Over the next 12 to 24 months, small business owners will hear a lot about Health Savings Accounts (HSAs) as “the solution” to lowering health insurance costs. HSAs will even be a compelling, extra option for large companies to consider. Besides short-term tactical insurance cost relief, some companies will figure out how to use HSAs as a tool for recruiting and keeping better employees to achieve better service and continuous improvement capability.
WHAT ARE HSAs?For the full answer and lots more, go to www.hsafinder.com and/or buy “The Small Business Guide to HSAs” by JoAnn Mills Laing (Brick Tower Press, September, 2004). The short answer for now is that HSAs can only be set up when an employee has a qualifying high-deductible, low monthly premium health insurance policy. HSAs are then similar to IRAs in that both employees and companies can put pretax contributions into them on a regular basis to be invested tax free. The employees own the account and take it wherever they might work. A big difference is that individuals can withdraw money from HSAs with both debit cards and checks to pay for a wider range of medical expenses than most insurance policies cover.
WHY HAVE THEY BECOME A BIG DEAL NOW?From a legal and tax point of view, HSAs are still rapidly evolving. A U.S. Congressional law made HSAs possible in December 2003. Then, the IRS published tax guidelines for HSAs in mid-2004. Most states must comply with federal legal and tax guidelines by the end of 2005. And finally, the Bush administration is currently pushing for additional tax credit benefits for both companies and employees who make contributions to HSAs.

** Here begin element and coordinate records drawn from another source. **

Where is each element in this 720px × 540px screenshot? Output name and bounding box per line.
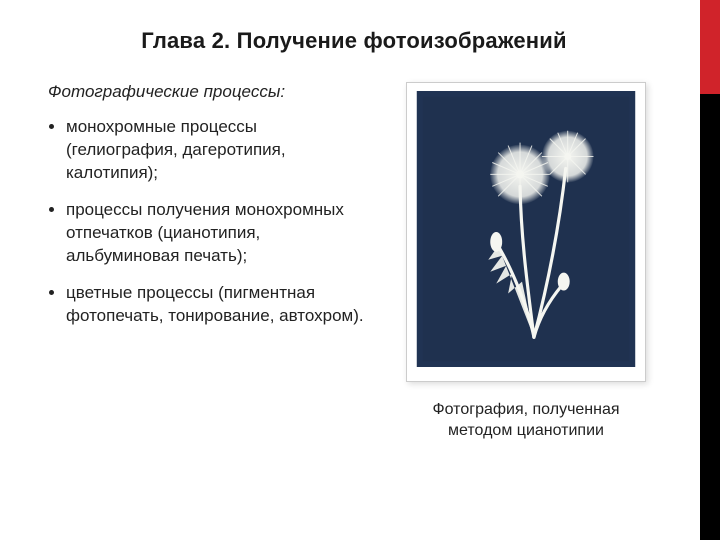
dandelion-cyanotype-icon [415, 91, 637, 367]
figure-caption: Фотография, полученная методом цианотипи… [406, 400, 646, 442]
bullet-list: монохромные процессы (гелиография, дагер… [48, 116, 368, 328]
accent-bar [700, 0, 720, 94]
lead-text: Фотографические процессы: [48, 82, 368, 102]
chapter-title: Глава 2. Получение фотоизображений [48, 28, 660, 54]
paper-area: Глава 2. Получение фотоизображений Фотог… [0, 0, 700, 540]
figure-column: Фотография, полученная методом цианотипи… [392, 82, 660, 442]
list-item: цветные процессы (пигментная фотопечать,… [66, 282, 368, 328]
cyanotype-figure [406, 82, 646, 382]
slide: Глава 2. Получение фотоизображений Фотог… [0, 0, 720, 540]
list-item: монохромные процессы (гелиография, дагер… [66, 116, 368, 185]
text-column: Фотографические процессы: монохромные пр… [48, 82, 368, 442]
content-row: Фотографические процессы: монохромные пр… [48, 82, 660, 442]
list-item: процессы получения монохромных отпечатко… [66, 199, 368, 268]
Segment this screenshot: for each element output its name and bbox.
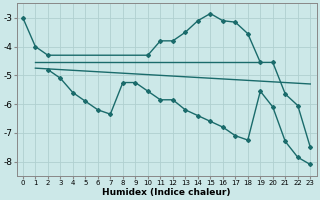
X-axis label: Humidex (Indice chaleur): Humidex (Indice chaleur) [102, 188, 231, 197]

WHO'S USING THEM SO FAR?About one million individuals were covered by HSAs in 2004. These people were mostly self-employed or with small firms that did not previously offer health insurance coverage. A consensus forecast from the private sector predicts about 20 million people will be covered by HSAs by 2010, while the latest proposed federal budget is forecasting only 6.3 million for perhaps three reasons:
- To understate the budget deficits, because HSAs reduce tax revenues.
- To not wave a red flag in front of the medical establishment that correctly sees HSAs as being subversive to total insurance pool economics. Smart, healthy people and companies will use HSAs in order to stop cross-subsidizing the heavy users of traditional health insurance.
- To continue to legislate even richer terms for HSAs in order to cause the current, dysfunctional health system to collapse so some form of non-government reform can emerge based on consumer choices that will inject free market economics into both well-care and sick-care.
INITIAL QUESTIONS TO ASK:If 20 million people are covered by HSAs in 2010, what percent of service companies that believe in “high-performance service economics” (best total pay gets/keeps best people who execute best total service value which delivers best growth and profits) will be using HSAs?
If a distribution company needs industrial athletes for drivers and warehouse people, couldn't they recruit and retain better employees with a good wage plus a $1,000 to $3,000 per year tax-free contribution into these employees' HSAs and still save on total health insurance costs?
Wouldn't firms that figured out how to use HSAs as a strategic recruiting and retention tool for healthy people (and perhaps a negative recruiting and retention one for heavy health service users) be able to poach best employees from firms that were offering traditional coverage? Wouldn't this be a first-mover, strategic advantage for a company that believed in high-performance distribution economics?
Although high-deductible policies will give all employees big new incentives to improve wellness habits and then shop aggressively for health care when needed, will the bottom 80% of the payroll do anything different? Many have not, to date, shown much interest in or aptitude for improving their personal health or been disciplined savers in their IRAs or 401K plans.
What role could and should companies play in further educating, stimulating and supporting wellness and long-term saving? What are the simplest, most effective wellness programs and methods that a small company can effectively pursue?
If a company wants to react faster than competitors to opportunities and change through innovation, where does the energy to act come from? Do too many employees act like it is all they can do to get through their daily chores? If many employees improved their health, energy levels and self-esteem, wouldn't that add up to more energy for change for the company?
WHAT STEPS SHOULD EVERY FIRM DO?Every (small) business should:
- Research HSAs and stay on top of the ongoing tax legislation and case studies that will start to emerge.
- Do the math for what the firm is currently spending on health insurance and what it might spend on different scenarios involving HSAs. If the results are compelling, then….
- Engage discussion groups of employees about the pros, cons, and how to's of moving from the traditional health insurance plan to one centered on HSAs. Pre-identify the different subgroups of employees who will: love it, not be sure and have big doubts. Make sure that each group is represented. Each will need to understand different sets of benefits.
Every firm has employees with unhealthy habits that are costing both the company and the healthy employees serious money at today's insurance rate premiums. The unhealthy need help and pressure from a health culture to literally shape up. There are a number of simple, low-cost ideas that companies can use for wellness programs, but local leadership is critical for long-term success.